A Platts analyst said these numbers are a shocker as no sign of a decline in demand was visible. “In the fourth quarter, the world traditionally draws inventories, and the rate of inventory decline is going to be accelerated by this unexpected decline from OPEC. This output decline is not coming as a result of any sign of a decline in demand, so it’s fair to say that Platts’ survey estimates this month is one of the most bullish we’ve reported in a long time,” said John Kingston, a Platts global director of news.
Angola, Nigeria, Saudi Arabia, the United Arab Emirates (UAE) and Venezuela saw output decreases totaling 90,000 b/d. This volume was partially offset by a 10,000 b/d increase from Libya, the survey showed.

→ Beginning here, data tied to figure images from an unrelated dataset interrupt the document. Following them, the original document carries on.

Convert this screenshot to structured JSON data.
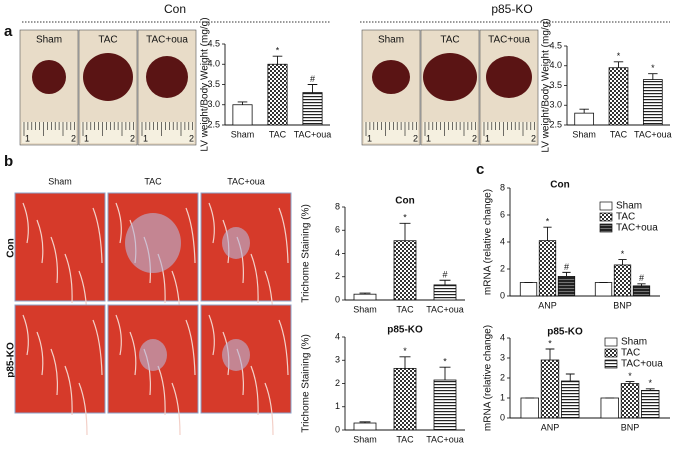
{
  "figure": {
    "groups": [
      "Con",
      "p85-KO"
    ],
    "panels": [
      "a",
      "b",
      "c"
    ],
    "photo_labels": [
      "Sham",
      "TAC",
      "TAC+oua"
    ],
    "ruler_labels": [
      "1",
      "2"
    ],
    "histology_columns": [
      "Sham",
      "TAC",
      "TAC+oua"
    ],
    "histology_rows": [
      "Con",
      "p85-KO"
    ]
  },
  "chart_data": [
    {
      "type": "bar",
      "ylabel": "LV weight/Body Weight (mg/g)",
      "categories": [
        "Sham",
        "TAC",
        "TAC+oua"
      ],
      "values": [
        3.0,
        4.0,
        3.3
      ],
      "errors": [
        0.07,
        0.2,
        0.2
      ],
      "ylim": [
        2.5,
        4.5
      ],
      "yticks": [
        2.5,
        {
          "value": 3,
          "label": "3.0"
        },
        3.5,
        {
          "value": 4,
          "label": "4.0"
        },
        4.5
      ],
      "annotations": [
        {
          "index": 1,
          "text": "*"
        },
        {
          "index": 2,
          "text": "#"
        }
      ]
    },
    {
      "type": "bar",
      "ylabel": "LV weight/Body Weight (mg/g)",
      "categories": [
        "Sham",
        "TAC",
        "TAC+oua"
      ],
      "values": [
        2.8,
        3.95,
        3.65
      ],
      "errors": [
        0.1,
        0.15,
        0.15
      ],
      "ylim": [
        2.5,
        4.5
      ],
      "yticks": [
        2.5,
        {
          "value": 3,
          "label": "3.0"
        },
        3.5,
        {
          "value": 4,
          "label": "4.0"
        },
        4.5
      ],
      "annotations": [
        {
          "index": 1,
          "text": "*"
        },
        {
          "index": 2,
          "text": "*"
        }
      ]
    },
    {
      "type": "bar",
      "title": "Con",
      "ylabel": "Trichome Staining (%)",
      "categories": [
        "Sham",
        "TAC",
        "TAC+oua"
      ],
      "values": [
        0.5,
        5.1,
        1.3
      ],
      "errors": [
        0.1,
        1.5,
        0.4
      ],
      "ylim": [
        0,
        8
      ],
      "yticks": [
        0,
        2,
        4,
        6,
        8
      ],
      "annotations": [
        {
          "index": 1,
          "text": "*"
        },
        {
          "index": 2,
          "text": "#"
        }
      ]
    },
    {
      "type": "bar",
      "title": "p85-KO",
      "ylabel": "Trichome Staining (%)",
      "categories": [
        "Sham",
        "TAC",
        "TAC+oua"
      ],
      "values": [
        0.3,
        2.65,
        2.15
      ],
      "errors": [
        0.05,
        0.5,
        0.55
      ],
      "ylim": [
        0,
        4
      ],
      "yticks": [
        0,
        1,
        2,
        3,
        4
      ],
      "annotations": [
        {
          "index": 1,
          "text": "*"
        },
        {
          "index": 2,
          "text": "*"
        }
      ]
    },
    {
      "type": "grouped_bar",
      "title": "Con",
      "ylabel": "mRNA (relative change)",
      "categories": [
        "ANP",
        "BNP"
      ],
      "series": [
        {
          "name": "Sham",
          "values": [
            1,
            1
          ],
          "errors": [
            0,
            0
          ]
        },
        {
          "name": "TAC",
          "values": [
            4.1,
            2.3
          ],
          "errors": [
            1.0,
            0.4
          ]
        },
        {
          "name": "TAC+oua",
          "values": [
            1.45,
            0.75
          ],
          "errors": [
            0.3,
            0.15
          ]
        }
      ],
      "ylim": [
        0,
        8
      ],
      "yticks": [
        0,
        2,
        4,
        6,
        8
      ],
      "legend": "upper right",
      "annotations": [
        {
          "series": 1,
          "index": 0,
          "text": "*"
        },
        {
          "series": 2,
          "index": 0,
          "text": "#"
        },
        {
          "series": 1,
          "index": 1,
          "text": "*"
        },
        {
          "series": 2,
          "index": 1,
          "text": "#"
        }
      ]
    },
    {
      "type": "grouped_bar",
      "title": "p85-KO",
      "ylabel": "mRNA (relative change)",
      "categories": [
        "ANP",
        "BNP"
      ],
      "series": [
        {
          "name": "Sham",
          "values": [
            1,
            1
          ],
          "errors": [
            0,
            0
          ]
        },
        {
          "name": "TAC",
          "values": [
            2.9,
            1.72
          ],
          "errors": [
            0.55,
            0.1
          ]
        },
        {
          "name": "TAC+oua",
          "values": [
            1.85,
            1.38
          ],
          "errors": [
            0.35,
            0.08
          ]
        }
      ],
      "ylim": [
        0,
        4
      ],
      "yticks": [
        0,
        1,
        2,
        3,
        4
      ],
      "legend": "upper right",
      "annotations": [
        {
          "series": 1,
          "index": 0,
          "text": "*"
        },
        {
          "series": 1,
          "index": 1,
          "text": "*"
        },
        {
          "series": 2,
          "index": 1,
          "text": "*"
        }
      ]
    }
  ]
}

According to Platts estimate the compliance of production quotas by OPEC members was 55.8 percent in November.
The survey found that excluding Iraq, which does not participate in the production pacts, the 11 members bound by quotas (OPEC-11) pumped an average 26.7 million bpd in November, 80,000 bpd below October levels but 1.855 million bpd above their 24.845 million bpd target.
U.S. crude futures rose on Monday to their highest close in more than two years, boosted by the cold weather in the U.S. northeast and Fed Chairman Ben Bernanke's comment that a third edition of quantitative easing was possible. Crude for January delivery rose to $89.38 a barrel on the New York Mercantile Exchange on Monday.
OPEC does not have an official price target but Saudi Arabia, which is the de facto authority in OPEC pricing, has said it is comfortable with a range of $70-$80 per barrel of crude.